Vous savez sans doute que la police indienne nous a arrêtés le 13 mars, dans le District de Kangra, et nous a condamnés à 14 jours de détention. Mais deux jours après, nous lançâmes un deuxième groupe de marcheurs qui reprit le flambeau de la Marche.
Plus tard, une fois libérés, les premiers marcheurs rejoignirent ce groupe, malgré la procédure judiciaire intentée contre nous. Fin mars, Lobsang Yeshi (un des coordinateurs de la Marche), Choeying (directeur de Students for a Free Tibet - India), et moi-même avons dû comparaître devant le Tribunal de Dehra ; et nous devons y retourner en juin.

J’ai su que certains ont pu être abusés par des medias affirmant que la Marche avait été annulée. J’ai même reçu des appels téléphoniques de gens à qui j’ai dû expliquer qu’il n’en était rien.
Craignant une vive confrontation à la frontière, Sa Sainteté (le Dalai Lama) avait effectivement recommandé aux organisateurs d’arrêter la Marche. Mais en voyant les mouvements de protestation non-violents menés si courageusement partout au Tibet, et la répression chinoise subie, encore aujourd’hui, par notre peuple, alors notre détermination devint plus forte encore, inspirée par leur sacrifice. Dans ces conditions, nous ne pouvions plus arrêter la Marche. Alors, le 19 avril, nous avons repris notre Marche de Retour au Tibet, à partir de Delhi où nous avions marqué une pause momentanée.

Après Delhi, la traversée de l’état d’Uttar Pradesh fut vraiment pénible avec la très forte chaleur, la sécheresse et la poussière. Parfois des camions et des autocars sur l’autoroute furent à deux doigts de nous percuter ; mais plusieurs fois aussi, certains s’arrêtèrent pour prendre des tracts du Mouvement que nous distribuions sur la route.
Nous marchions l’un derrière l’autre, formant une longue file s’étirant telle un mille-pattes avec un seul et long corps. Alors que la tête pouvait s’être déjà engagée dans le virage suivant, la queue était encore en train de cheminer dans les tournants précédents

Les marcheurs se réveillent vers 4 heures du matin. Après la toilette, le nettoyage et le pliage des sacs de couchage, des tentes et des matelas, suivis d’un petit-déjeuner, nous commençons notre Marche vers 5 heures. Généralement il nous faut environ 6 à 7 heures pour couvrir de l’ordre de 20 à 25 kilomètres, parfois nous parcourons jusqu’à 27 ou 28 kilomètres. L’équipe logistique et de restauration part devant avec ses camions pour aller installer le camp suivant. Dans beaucoup d’endroits, l’eau reste un luxe. Nous nous lavons en bordure de route grâce à des pompes à eau actionnées manuellement ; quelquefois des groupes de moines vont se doucher à l’abri d’un champ de blé. C’est une belle expérience que de répondre aux appels de la nature, dans des espaces ouverts, au clair de lune, avec juste une bouteille d’eau.

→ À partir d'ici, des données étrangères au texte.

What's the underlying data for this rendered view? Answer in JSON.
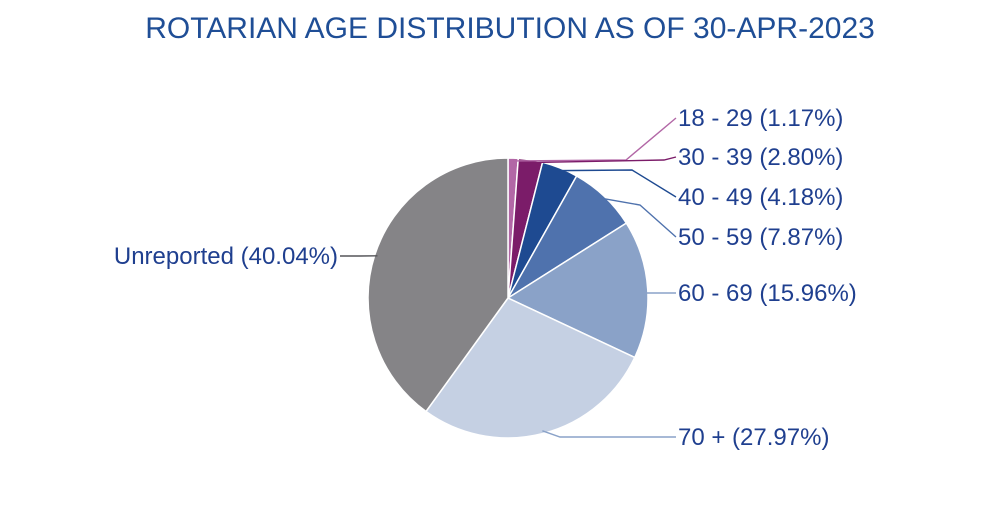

La plupart des marcheurs sont des moines bouddhistes qui viennent de trois universités monastiques du Sud de l’Inde. Il y a aussi plusieurs anciens qui se sont échappés du Tibet avec Sa Sainteté le Dalai Lama en 1959 : le plus âgé a 78 ans. Les plus jeunes sont deux garçons de 17 ans. Nés en Inde, ils y ont vécu toute leur enfance et n’ont jamais vu le Tibet. Il y a aussi plusieurs jeunes mamans qui sont parties après avoir confié leur famille à leurs maris.

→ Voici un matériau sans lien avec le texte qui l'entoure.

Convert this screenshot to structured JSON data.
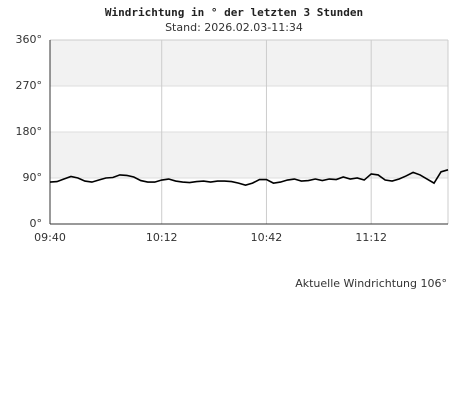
{
  "chart_data": {
    "type": "line",
    "title": "Windrichtung in ° der letzten 3 Stunden",
    "subtitle": "Stand: 2026.02.03-11:34",
    "footer": "Aktuelle Windrichtung 106°",
    "x": [
      580,
      582,
      584,
      586,
      588,
      590,
      592,
      594,
      596,
      598,
      600,
      602,
      604,
      606,
      608,
      610,
      612,
      614,
      616,
      618,
      620,
      622,
      624,
      626,
      628,
      630,
      632,
      634,
      636,
      638,
      640,
      642,
      644,
      646,
      648,
      650,
      652,
      654,
      656,
      658,
      660,
      662,
      664,
      666,
      668,
      670,
      672,
      674,
      676,
      678,
      680,
      682,
      684,
      686,
      688,
      690,
      692,
      694
    ],
    "series": [
      {
        "color": "#000000",
        "values": [
          82,
          83,
          88,
          93,
          90,
          84,
          82,
          86,
          90,
          91,
          96,
          95,
          92,
          85,
          82,
          82,
          86,
          88,
          84,
          82,
          81,
          83,
          84,
          82,
          84,
          84,
          83,
          80,
          76,
          80,
          87,
          87,
          80,
          82,
          86,
          88,
          84,
          85,
          88,
          85,
          88,
          87,
          92,
          88,
          90,
          86,
          98,
          96,
          86,
          84,
          88,
          94,
          101,
          96,
          88,
          80,
          102,
          106
        ]
      }
    ],
    "xlim": [
      580,
      694
    ],
    "xticks": [
      {
        "value": 580,
        "label": "09:40"
      },
      {
        "value": 612,
        "label": "10:12"
      },
      {
        "value": 642,
        "label": "10:42"
      },
      {
        "value": 672,
        "label": "11:12"
      }
    ],
    "ylim": [
      0,
      360
    ],
    "yticks": [
      {
        "value": 0,
        "label": "0°"
      },
      {
        "value": 90,
        "label": "90°"
      },
      {
        "value": 180,
        "label": "180°"
      },
      {
        "value": 270,
        "label": "270°"
      },
      {
        "value": 360,
        "label": "360°"
      }
    ],
    "grid": true
  }
}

Notre équipe de communication s’efforce de diffuser l’information vers le monde extérieur. Elle s’occupe aussi d’organiser des discussions avec les médias locaux. Le soir, lors du rassemblement après la prière quotidienne, le coordinateur média annonce les nouvelles du jour. Alors, à maintes reprises les Marcheurs se mettent à applaudir les actions de soutien au Tibet menées dans différentes régions de l’Inde et à l’étranger. Les manifestations contre la torche (olympique) à Londres, Paris, San Francisco, Canberra ou Tokyo, recueillirent leurs éloges les plus vifs. De même, celles que les Tibétains mènent actuellement à Katmandou sont appréciées à leur juste et haute valeur quand on voit la brutalité de la police népalaise.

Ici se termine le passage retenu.